DCM Bandits: Learning to Rank with Multiple Clicks
This work addresses the challenge of optimizing search engine recommendations for users who click multiple times, providing a practical solution for improving ranking systems in information retrieval.
The paper tackles the problem of online learning to rank with multiple clicks under the dependent click model (DCM), where a user clicks on attractive items until satisfied, and proposes the dcmKL-UCB algorithm that achieves regret-optimal performance with gap-dependent upper bounds and matching lower bounds, showing effectiveness on synthetic and real-world data even under model misspecification.

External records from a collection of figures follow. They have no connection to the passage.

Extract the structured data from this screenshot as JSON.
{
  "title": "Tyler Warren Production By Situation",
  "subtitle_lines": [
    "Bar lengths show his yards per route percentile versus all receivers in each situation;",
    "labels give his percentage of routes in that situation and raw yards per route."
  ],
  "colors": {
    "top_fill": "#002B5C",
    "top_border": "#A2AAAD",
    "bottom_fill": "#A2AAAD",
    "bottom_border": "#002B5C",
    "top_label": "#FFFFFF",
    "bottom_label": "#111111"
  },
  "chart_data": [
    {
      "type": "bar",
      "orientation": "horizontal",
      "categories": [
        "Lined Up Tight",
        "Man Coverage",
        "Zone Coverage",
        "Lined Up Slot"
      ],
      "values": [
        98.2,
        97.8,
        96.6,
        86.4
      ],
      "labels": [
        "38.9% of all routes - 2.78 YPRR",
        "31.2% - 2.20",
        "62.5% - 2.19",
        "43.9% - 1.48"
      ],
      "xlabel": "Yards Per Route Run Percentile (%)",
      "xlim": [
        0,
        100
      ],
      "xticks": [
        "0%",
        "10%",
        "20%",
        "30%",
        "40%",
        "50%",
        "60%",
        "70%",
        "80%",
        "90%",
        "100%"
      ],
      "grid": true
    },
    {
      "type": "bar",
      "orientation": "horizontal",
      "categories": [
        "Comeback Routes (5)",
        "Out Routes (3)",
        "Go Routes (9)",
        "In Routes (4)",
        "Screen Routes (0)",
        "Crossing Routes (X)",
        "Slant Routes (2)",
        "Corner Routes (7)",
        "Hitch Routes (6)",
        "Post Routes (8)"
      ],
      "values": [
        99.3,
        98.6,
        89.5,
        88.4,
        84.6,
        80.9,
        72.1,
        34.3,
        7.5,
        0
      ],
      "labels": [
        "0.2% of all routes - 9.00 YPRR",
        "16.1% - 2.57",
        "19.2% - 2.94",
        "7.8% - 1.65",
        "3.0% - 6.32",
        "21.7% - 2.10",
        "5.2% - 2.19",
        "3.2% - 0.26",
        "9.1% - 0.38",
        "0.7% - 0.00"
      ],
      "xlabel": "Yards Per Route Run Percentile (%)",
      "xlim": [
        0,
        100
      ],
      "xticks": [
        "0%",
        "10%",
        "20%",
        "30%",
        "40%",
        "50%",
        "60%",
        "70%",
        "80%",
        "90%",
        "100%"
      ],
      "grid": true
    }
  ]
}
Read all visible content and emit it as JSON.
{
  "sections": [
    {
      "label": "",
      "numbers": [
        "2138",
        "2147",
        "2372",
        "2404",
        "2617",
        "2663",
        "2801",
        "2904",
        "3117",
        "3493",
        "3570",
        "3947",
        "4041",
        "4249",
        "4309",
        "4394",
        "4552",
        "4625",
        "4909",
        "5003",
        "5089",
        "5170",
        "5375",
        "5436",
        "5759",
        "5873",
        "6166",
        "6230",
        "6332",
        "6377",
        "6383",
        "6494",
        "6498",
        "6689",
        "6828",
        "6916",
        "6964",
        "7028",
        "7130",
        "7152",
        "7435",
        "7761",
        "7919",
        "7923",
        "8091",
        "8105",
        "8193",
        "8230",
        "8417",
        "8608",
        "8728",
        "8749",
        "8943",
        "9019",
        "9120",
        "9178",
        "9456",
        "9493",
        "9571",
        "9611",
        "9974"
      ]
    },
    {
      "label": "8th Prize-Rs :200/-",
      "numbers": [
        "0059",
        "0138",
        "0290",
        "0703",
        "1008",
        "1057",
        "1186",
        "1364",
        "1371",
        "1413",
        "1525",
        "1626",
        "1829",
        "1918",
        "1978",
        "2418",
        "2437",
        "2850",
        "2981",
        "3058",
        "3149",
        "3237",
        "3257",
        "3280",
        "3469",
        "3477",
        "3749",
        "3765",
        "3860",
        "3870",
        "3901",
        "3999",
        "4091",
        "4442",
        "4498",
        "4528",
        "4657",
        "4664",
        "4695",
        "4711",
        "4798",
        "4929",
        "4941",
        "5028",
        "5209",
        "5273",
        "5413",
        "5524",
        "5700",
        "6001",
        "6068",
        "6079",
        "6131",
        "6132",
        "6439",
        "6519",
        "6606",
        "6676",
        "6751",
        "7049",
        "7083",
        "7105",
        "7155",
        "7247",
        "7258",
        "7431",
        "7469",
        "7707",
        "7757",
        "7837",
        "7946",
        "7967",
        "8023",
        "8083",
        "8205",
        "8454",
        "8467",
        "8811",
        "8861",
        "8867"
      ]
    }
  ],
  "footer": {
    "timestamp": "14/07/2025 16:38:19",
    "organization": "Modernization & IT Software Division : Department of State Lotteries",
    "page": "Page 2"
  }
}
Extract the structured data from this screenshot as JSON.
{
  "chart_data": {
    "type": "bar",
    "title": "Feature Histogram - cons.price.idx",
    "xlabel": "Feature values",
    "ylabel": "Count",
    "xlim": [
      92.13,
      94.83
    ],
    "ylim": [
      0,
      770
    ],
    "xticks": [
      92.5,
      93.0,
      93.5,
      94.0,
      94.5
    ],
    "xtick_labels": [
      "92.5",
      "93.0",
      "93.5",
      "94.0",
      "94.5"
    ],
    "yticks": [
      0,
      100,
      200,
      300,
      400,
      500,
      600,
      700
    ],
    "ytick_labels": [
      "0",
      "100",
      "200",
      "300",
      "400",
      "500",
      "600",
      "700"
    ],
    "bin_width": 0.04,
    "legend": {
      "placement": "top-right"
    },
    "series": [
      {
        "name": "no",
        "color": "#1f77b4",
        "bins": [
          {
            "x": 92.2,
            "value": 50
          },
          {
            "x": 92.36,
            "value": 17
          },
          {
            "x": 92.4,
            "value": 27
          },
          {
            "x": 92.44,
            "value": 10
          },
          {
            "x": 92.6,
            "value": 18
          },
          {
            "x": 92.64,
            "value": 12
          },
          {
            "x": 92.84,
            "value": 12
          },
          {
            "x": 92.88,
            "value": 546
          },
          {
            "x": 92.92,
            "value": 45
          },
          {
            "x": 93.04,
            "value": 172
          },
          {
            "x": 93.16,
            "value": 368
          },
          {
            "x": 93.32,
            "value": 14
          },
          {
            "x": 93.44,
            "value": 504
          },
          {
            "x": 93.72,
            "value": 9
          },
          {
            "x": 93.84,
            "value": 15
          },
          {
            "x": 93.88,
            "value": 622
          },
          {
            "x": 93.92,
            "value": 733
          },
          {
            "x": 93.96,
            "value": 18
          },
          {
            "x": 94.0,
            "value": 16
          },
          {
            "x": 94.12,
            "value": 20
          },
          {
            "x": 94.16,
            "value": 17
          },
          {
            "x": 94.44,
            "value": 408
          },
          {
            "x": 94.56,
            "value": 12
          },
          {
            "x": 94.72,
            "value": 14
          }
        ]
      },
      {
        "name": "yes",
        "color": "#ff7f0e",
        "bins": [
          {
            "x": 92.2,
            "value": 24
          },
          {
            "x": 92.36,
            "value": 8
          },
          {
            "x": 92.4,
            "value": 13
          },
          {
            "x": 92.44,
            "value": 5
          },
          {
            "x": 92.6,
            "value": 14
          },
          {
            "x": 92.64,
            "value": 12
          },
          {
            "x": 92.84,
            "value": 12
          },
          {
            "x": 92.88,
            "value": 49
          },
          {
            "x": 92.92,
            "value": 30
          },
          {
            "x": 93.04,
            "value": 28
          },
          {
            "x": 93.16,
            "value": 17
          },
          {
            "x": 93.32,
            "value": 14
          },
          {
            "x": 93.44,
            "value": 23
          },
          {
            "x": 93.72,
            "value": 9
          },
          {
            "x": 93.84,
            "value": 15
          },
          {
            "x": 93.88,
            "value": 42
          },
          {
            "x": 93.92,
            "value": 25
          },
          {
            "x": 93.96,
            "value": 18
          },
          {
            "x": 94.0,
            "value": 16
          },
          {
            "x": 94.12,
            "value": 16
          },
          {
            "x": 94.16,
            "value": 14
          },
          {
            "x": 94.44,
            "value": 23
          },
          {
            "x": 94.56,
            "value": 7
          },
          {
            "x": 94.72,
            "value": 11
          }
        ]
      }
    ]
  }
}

A search engine recommends to the user a list of web pages. The user examines this list, from the first page to the last, and clicks on all attractive pages until the user is satisfied. This behavior of the user can be described by the dependent click model (DCM). We propose DCM bandits, an online learning variant of the DCM where the goal is to maximize the probability of recommending satisfactory items, such as web pages. The main challenge of our learning problem is that we do not observe which attractive item is satisfactory. We propose a computationally-efficient learning algorithm for solving our problem, dcmKL-UCB; derive gap-dependent upper bounds on its regret under reasonable assumptions; and also prove a matching lower bound up to logarithmic factors. We evaluate our algorithm on synthetic and real-world problems, and show that it performs well even when our model is misspecified. This work presents the first practical and regret-optimal online algorithm for learning to rank with multiple clicks in a cascade-like click model.